My Rating: 4 Stars
Moxie girls fight back!
Vivian Carter is fed up. Fed up with her small-town Texas high school that thinks the football team can do no wrong. Fed up with sexist dress codes and hallway harassment. But most of all, Viv Carter is fed up with always following the rules.
Viv’s mom was a punk rock Riot Grrrl in the ’90s, so now Viv takes a page from her mother’s past and creates a feminist zine that she distributes anonymously to her classmates. She’s just blowing off steam, but other girls respond. Pretty soon Viv is forging friendships with other young women across the divides of cliques and popularity rankings, and she realizes that what she has started is nothing short of a girl revolution.
Beware spoilers ahead!
Trigger warning: Rape, blackmailing, harassment, bullying, slut shaming, mention of accident, sexism, misogyny, and mention of death.
Vivian is used to everything. She’s used to behaviour of the boys. Used to all the sexist jokes, and the boy being able to get away with everything. Until Lucy transfers. Lucy is the new girl and the latest victim of Mitchell’s harassment. Viv puts her foot down. Why should she and the rest of the girls have to deal with this?! Viv using inspiration from her mother’s Riot Grrl days creates Moxie. A zine for all the females. A revolution forms. But can they hold out against the school board and most of the male population?
I had seen Moxie on Goodreads and Twitter. I didn’t care much for the synopsis. I went to the bookstore and saw it on the shelves. Out of curiosity I picked it up. I am happy to say that I enjoyed it!
The book is written in first person limited following Vivian. There are chapter numbers. And pictures of the zines that she makes. Which could sometimes take about three pages.
I’m really surprised that I was able to enjoy it! The synopsis read like one of those feminist books, that don’t turn out that good. I can happily say that I was wrong! What I appreciated the most was the diversity! Some feminist books are actually white feminism in disguise. Which was not the case here. There were WOC and some LGBTQIA characters. And all were done so well!

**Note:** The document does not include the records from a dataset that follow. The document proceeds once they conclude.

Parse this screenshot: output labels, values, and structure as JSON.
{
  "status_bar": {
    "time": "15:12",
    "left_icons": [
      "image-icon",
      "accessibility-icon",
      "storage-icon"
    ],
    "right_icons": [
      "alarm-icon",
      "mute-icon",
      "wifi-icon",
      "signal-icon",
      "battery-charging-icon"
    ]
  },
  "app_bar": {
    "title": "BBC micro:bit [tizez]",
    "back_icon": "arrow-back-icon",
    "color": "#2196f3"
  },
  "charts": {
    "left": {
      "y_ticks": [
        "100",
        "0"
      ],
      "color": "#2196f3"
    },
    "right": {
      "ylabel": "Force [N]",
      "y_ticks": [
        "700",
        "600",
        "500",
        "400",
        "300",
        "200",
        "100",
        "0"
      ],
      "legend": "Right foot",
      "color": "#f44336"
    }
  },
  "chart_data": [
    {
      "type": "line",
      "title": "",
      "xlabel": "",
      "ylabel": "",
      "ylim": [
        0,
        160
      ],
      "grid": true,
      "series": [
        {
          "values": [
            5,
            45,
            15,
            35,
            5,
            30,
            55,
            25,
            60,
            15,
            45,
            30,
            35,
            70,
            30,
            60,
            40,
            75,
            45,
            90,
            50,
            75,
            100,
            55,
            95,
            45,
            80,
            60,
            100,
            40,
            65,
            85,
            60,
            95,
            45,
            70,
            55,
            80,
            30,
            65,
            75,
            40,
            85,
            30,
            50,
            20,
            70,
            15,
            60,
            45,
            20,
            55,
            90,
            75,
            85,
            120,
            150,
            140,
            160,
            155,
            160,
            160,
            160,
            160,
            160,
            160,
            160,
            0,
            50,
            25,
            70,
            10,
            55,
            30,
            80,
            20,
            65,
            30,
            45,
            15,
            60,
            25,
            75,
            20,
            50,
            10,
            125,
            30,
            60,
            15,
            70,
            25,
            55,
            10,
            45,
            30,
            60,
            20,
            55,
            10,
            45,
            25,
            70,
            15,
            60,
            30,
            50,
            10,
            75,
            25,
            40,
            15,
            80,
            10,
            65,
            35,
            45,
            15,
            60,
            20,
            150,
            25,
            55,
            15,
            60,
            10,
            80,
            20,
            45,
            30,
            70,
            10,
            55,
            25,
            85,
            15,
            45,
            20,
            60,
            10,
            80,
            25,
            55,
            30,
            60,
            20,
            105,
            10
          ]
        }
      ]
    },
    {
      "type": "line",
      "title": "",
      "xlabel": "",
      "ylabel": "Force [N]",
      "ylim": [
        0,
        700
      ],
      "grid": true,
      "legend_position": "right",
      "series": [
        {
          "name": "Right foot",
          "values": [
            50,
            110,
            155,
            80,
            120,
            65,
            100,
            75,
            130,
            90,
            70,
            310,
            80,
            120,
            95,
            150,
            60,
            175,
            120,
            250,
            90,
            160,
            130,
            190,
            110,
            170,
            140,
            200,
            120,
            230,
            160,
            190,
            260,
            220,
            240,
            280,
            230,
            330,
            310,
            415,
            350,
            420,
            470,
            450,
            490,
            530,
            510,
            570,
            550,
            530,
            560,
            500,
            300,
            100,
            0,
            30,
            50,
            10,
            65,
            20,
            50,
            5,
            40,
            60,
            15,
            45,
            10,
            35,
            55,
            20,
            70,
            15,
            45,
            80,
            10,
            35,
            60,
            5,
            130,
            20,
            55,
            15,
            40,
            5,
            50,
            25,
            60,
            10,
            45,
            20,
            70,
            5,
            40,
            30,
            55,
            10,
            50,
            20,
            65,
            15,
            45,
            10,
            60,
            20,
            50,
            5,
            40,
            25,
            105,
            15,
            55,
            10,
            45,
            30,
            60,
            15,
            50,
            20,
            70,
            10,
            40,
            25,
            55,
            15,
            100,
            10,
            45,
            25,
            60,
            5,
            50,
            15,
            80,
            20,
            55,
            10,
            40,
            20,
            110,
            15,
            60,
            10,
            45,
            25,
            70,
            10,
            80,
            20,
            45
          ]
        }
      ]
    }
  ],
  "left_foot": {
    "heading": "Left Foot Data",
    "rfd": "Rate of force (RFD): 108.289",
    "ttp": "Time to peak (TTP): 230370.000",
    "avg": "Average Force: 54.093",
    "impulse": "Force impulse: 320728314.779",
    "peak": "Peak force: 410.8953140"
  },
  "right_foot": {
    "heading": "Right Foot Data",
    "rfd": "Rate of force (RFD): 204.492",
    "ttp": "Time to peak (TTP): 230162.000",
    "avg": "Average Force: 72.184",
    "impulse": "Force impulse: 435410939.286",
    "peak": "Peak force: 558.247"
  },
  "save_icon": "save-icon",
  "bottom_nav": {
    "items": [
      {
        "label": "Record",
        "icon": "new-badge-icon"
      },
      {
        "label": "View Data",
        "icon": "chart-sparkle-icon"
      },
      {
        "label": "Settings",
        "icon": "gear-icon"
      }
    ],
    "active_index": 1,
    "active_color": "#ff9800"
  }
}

I really liked Viv! Her journey through creating Moxie was incredible. I loved that she decided to take a stand for the sake off helping her fellow women. This really is an empowering book about fantastic female friendships!
Claudia is Viv’s best friend. The two have done everything together since they were children. Their friendship is tested once the Moxie zines start coming out. Claudia like Viv has gotten used to the system. She’s not quite a fan of it being questioned. Of course Claudia doesn’t like the system or the general treatment, but she’s used to it. This is partly why Claudia didn’t like Lucy in the beginning. Lucy questioned everything and where she came from things were better. She does warm up to Lucy. And makes up with Viv.
Lucy was such a fun character! It was nice to read about her observations on how odd the school was. She was alone in the beginning, but Moxie brought Viv and her together. Lucy and Claudia were on rocky terms in the beginning. The two do become good friends.
Even the typical blonde cheerleader played a huge role. Viv and every other female were under the impression that Emma had a lot to gain from the system. Partly because she was pretty and didn’t seem to mind the status quo. Emma turns out to be so much more! I really appreciated how the author handled women.
I liked Viv’s relationship with her family! Her grandparents were very sweet. And her mother served for the inspiration of Moxie. Her mother’s past was so cool and interesting! I love that she fought for the things she loved.
Her and Viv do get into a bit of a rough spot. Her mother’s new boyfriend plays a huge role in this. As Viv felt that her mother was changing because of said boyfriend. The two make up when Viv starts seeking her mothers advice. Viv also felt that her family wouldn’t support her on Moxie. Much to her surprise they did and were proud of her.
Viv’s crush Seth also played a huge role, outside of the love interest. Seth actually caught Viv when she put out the first zine. He decided to keep it a secret. And found out cool. He became her go to person for occasional advice. There was a slow burn romance between the two which I liked!
If it wasn’t obvious with the trigger warnings this book was hard to read. There are a lot of hard subjects brought up. And while I think they were dealt with properly, it didn’t make it any easier.
It’s not just the male student body that sucked, it was even the female teachers. The school board and the mentality of the town. The behaviour of these characters truly disgusted me. I spent a lot of my time reading furious at all the things that happened. Which I’m assuming was the author’s intention. Kudos to the author.
I also want to point out that I never felt that Moxie drove away male allies. Towards the end of the book the girls team up for a Moxie walkout. Seth and some of his male friends join this walkout in solidarity of the girls’. I thought that this was really powerful! Don’t believe what Kirkus says.
Overall I thoroughly enjoyed this! I highly recommend.